Predicting Trapping Indices in CO₂ Sequestration: A Data-Driven Machine Learning Approach for Coupled Chemo-Hydro-Mechanical Models in Deep Saline Aquifers

Storing carbon dioxide (CO2) in deep geological formations, such as saline aquifers and depleted oil and gas reservoirs, through Geological Carbon Sequestration (GCS) offers tremendous potential for large-scale CO2 storage. To gain a better understanding of how CO2 is trapped in saline aquifers, it is important to create robust and speedy tools for assessing CO2 trapping efficiency.
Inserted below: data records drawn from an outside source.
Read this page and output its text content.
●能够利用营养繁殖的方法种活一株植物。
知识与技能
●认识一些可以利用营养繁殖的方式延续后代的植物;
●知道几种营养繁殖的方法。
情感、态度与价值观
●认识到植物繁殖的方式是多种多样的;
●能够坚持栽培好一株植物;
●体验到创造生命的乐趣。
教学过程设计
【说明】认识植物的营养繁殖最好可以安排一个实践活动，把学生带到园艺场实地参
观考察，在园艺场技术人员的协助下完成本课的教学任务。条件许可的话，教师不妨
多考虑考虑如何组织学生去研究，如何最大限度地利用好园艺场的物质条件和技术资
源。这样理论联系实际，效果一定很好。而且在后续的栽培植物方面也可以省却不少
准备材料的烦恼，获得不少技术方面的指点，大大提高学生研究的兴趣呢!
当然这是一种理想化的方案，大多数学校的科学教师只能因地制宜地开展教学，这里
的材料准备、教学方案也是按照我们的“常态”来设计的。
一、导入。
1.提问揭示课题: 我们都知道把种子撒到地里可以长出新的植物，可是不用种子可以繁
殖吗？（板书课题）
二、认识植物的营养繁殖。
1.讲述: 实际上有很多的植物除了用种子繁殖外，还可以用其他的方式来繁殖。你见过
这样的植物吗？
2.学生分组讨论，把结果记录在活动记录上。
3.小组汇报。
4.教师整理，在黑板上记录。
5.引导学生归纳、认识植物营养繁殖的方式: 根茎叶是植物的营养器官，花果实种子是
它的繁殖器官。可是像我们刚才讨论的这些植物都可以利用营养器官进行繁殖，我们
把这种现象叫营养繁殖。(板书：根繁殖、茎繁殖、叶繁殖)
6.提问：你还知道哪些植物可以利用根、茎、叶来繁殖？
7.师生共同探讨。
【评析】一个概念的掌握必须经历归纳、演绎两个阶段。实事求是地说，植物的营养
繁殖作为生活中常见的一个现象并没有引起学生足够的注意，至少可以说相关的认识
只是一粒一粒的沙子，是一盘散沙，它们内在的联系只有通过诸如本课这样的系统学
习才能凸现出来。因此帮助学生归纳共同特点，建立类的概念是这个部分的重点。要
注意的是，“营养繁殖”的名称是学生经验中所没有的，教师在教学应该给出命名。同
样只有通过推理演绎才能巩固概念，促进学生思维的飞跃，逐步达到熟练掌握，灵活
Therefore, this study focuses on using machine learning techniques to predict the efficiency of CO2 trapping in deep saline formations as part of GCS. The methodology involves simulating the CO2 trapping mechanisms using a physics-based numerical reservoir simulator and creating a dataset based on uncertainty variables. The study used a numerical reservoir simulator to simulate CO2 trapping mechanisms over 170 years, with uncertainty variables like petrophysical properties, reservoir physical parameters, and operational decision parameters being utilized to create a large dataset for training, testing, and validation. 722 reservoir simulations were performed and the results of residual trapping, mineral trapping, solubility trapping, and cumulative CO2 injection were analyzed. A deep neural network was applied to predict the CO2 trapping efficiency. The results showed that the deep neural network model can predict the trapping indices with a coefficient of determination above 0.95 and average absolute percentage error below 5%.